所以我已经存储了容器中每个实例的指针以不同的排序方式。但是需要更多的内存。请给我建议一个更好的方法。我已贴出示例代码片段,我按照以上实现上述。
So i have stored a pointers of each instances in a container on different sorted manner. But requires more memory than required. Please suggest me a better way of doing this. I have posted sample code snippet that i followed to achieve above.
class Employee
{
int m_id;
string m_name;
string m_addr;
string m_phone;
public:
Employee(int id, string name, string addr, string phone) :
m_id(id), m_name(name), m_addr(addr), m_phone(phone) { }
int id() const { return m_id; }
string name() const { return m_name; }
string addr() const { return m_addr; }
string phoneno() const { return m_phone; }
};
//custom predicate for std containers
struct IDComparator
{
bool operator() (const Employee* e1, const Employee* e2 )
{
return e1->id() < e2->id();
}
};
struct NameComparator
{
bool operator() (const Employee* e1, const Employee* e2 )
{
return e1->name() < e2->name();
}
}
struct AddressComparator
{
bool operator() (const Employee* e1, const Employee* e2 )
{
return e1->addr() < e2->addr();
}
};
struct PhoneComparator
{
bool operator() (const Employee* e1, const Employee* e2 )
{
return e1->phoneno() < e2->phoneno();
}
};
//Class which holds huge number of employee instances
class Dept
{
private:
typedef set<Employee*, IDComparator> EMPID; //unnique id
typedef EMPID::iterator EMPID_ITER;
typedef multiset<const Employee*, NameComparator> EMPNAME; // for sorted names
typedef EMPNAME::iterator NAME_ITER;
typedef multiset<const Employee*, AddressComparator> EMPADDR; // for sorted addr
typedef EMPADDR::iterator ADDR_ITER;
typedef multiset<const Employee*, PhoneComparator> EMPPHONE; // for sorted phoneno
typedef EMPPHONE::iterator PHONE_ITER;
private:
EMPID m_empids;
EMPNAME m_names ;
EMPADDR m_addr;
EMPPHONE m_phoneno;
public:
Dept() { }
~Dept() { //delete the instances of employees }
void add(Employee* e)
{
EMP_ITER iter = m_empids.insert(e).first;
const Employee* empptr = &*iter;
m_names.insert(empptr); // adds employee pointer to name multimap
m_addr.insert(empptr); // adds employee pointer to addr multimap
m_phoneno.insert(empptr); // adds employee pointer to phone multimap
}
void print_emp_dtls() const; //prints all the emp dtls iterating though EMPID
void print_unique_names() const; //iterate EMPNAME & use upperbound & lowerbound, prints unique names
void print_asc_name() const; //iterate EMPNAME & prints all names in ascending order
void print_desc_name() const; //back iterate EMPNAME & prints all names in descending order
void print_unique_adrr() const; //iterate EMPADDR & use upperbound & lowerbound, prints unique address
void print_asc_addr() const; //iterate EMPADDR & prints all addr in ascending order
void print_desc_addr() const; //back iterate EMPADDR & prints all address in descending order
void print_unique_phoneno() const; //iterate EMPPHONE & use upperbound & lowerbound,prints unique phoneno
void print_asc_phoneno() const; //iterate EMPPHONE & prints all phoneno in ascending order
void print_desc_phoneno() const; //back iterate EMPPHONE & prints all phoneno in };
推荐答案
我过去使用Boost.Multi_index。

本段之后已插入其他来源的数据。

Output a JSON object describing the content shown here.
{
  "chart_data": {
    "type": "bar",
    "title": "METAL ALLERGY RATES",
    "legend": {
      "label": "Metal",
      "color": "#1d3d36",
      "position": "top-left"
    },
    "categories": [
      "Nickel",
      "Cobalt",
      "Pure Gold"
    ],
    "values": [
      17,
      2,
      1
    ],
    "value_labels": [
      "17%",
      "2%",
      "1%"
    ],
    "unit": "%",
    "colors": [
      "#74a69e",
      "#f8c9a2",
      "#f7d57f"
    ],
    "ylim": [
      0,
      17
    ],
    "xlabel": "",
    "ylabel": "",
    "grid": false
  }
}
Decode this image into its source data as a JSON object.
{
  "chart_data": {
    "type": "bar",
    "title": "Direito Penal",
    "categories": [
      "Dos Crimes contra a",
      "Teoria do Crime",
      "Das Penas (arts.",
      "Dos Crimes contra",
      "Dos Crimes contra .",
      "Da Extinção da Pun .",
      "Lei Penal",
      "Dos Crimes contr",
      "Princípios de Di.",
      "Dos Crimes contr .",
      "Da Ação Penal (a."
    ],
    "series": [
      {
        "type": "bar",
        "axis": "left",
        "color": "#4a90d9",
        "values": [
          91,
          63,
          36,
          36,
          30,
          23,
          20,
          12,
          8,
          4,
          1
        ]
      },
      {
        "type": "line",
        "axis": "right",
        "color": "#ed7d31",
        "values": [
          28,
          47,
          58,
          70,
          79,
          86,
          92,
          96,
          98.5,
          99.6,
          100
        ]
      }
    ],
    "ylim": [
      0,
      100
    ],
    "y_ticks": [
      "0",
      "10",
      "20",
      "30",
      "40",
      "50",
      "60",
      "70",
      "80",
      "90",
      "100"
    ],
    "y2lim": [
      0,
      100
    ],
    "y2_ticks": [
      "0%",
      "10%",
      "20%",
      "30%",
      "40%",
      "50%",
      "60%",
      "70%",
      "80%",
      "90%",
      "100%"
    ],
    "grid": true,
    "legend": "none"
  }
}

你可能会发现它从一开始看起来奇怪,但在现实中它是退出有趣的图书馆。请记住,在使用它时,你不提供如何,而是什么在您的自定义容器。假设您有以下类型:
I have used Boost.Multi_index successfully in the past. You might find it strange from a first look but in reality it is quit interesting library. Keep in mind when using it, that you don't provide "how" but "what" in your customized container. Assume that you have the following type:
struct user_t
{
string id, name, email;
int age;
friend ostream& operator<<(ostream& output_stream, const user_t& user)
{
return output_stream
<< user.id << " "
<< user.name << " "
<< user.age << " "
<< user.email << "\n";
}
friend istream& operator>>(istream& input_stream, user_t& user)
{
return input_stream >> user.id >> user.name >> user.age >> user.email;
}
};
会发生什么是创建一个容器,容纳对象和尽可能多的索引。在我们开始之前,我们定义索引的标签。标签是简单的标签!
What will happen is that you create one container, that holds the objects and as many indices as you want. Before we start lets define the tags of indices. The tags are simply tags! that you use to access your indices by name instead of by magical numbers:
struct by_id { };
struct by_name { };
struct by_age { };
struct by_email { };
然后我们用所需的索引定义我们的数据库:
Then we define our "data base" with the required indices:
typedef multi_index_container<
user_t,
indexed_by
<
ordered_unique<tag<by_id>, member<user_t, string, &user_t::id> >,
ordered_non_unique<tag<by_name>, member<user_t, string, &user_t::name> >,
ordered_non_unique<tag<by_age>, member<user_t, int, &user_t::age> >,
ordered_non_unique<tag<by_email>, member<user_t, string, &user_t::email> >
>
> user_db;
第一件事是容器中的元素类型。然后,您说我想通过以下方式对此容器建立索引:
First thing is the type of elements in the container. Then, you say I want to index this container by the following:
indexed_by
<
ordered_unique<tag<by_id>, member<user_t, string, &user_t::id> >,
ordered_non_unique<tag<by_name>, member<user_t, string, &user_t::name> >,
ordered_non_unique<tag<by_age>, member<user_t, int, &user_t::age> >,
ordered_non_unique<tag<by_email>, member<user_t, string, &user_t::email> >
>
您只需指定要公开的索引类型。实际上有各种类型,它取决于你所拥有的数据的语义。给每个索引(第一个参数)一个标签是很好的,你指定你想通过第二个模板参数通过什么来索引类型。实际上有多种方法来选择数据的关键。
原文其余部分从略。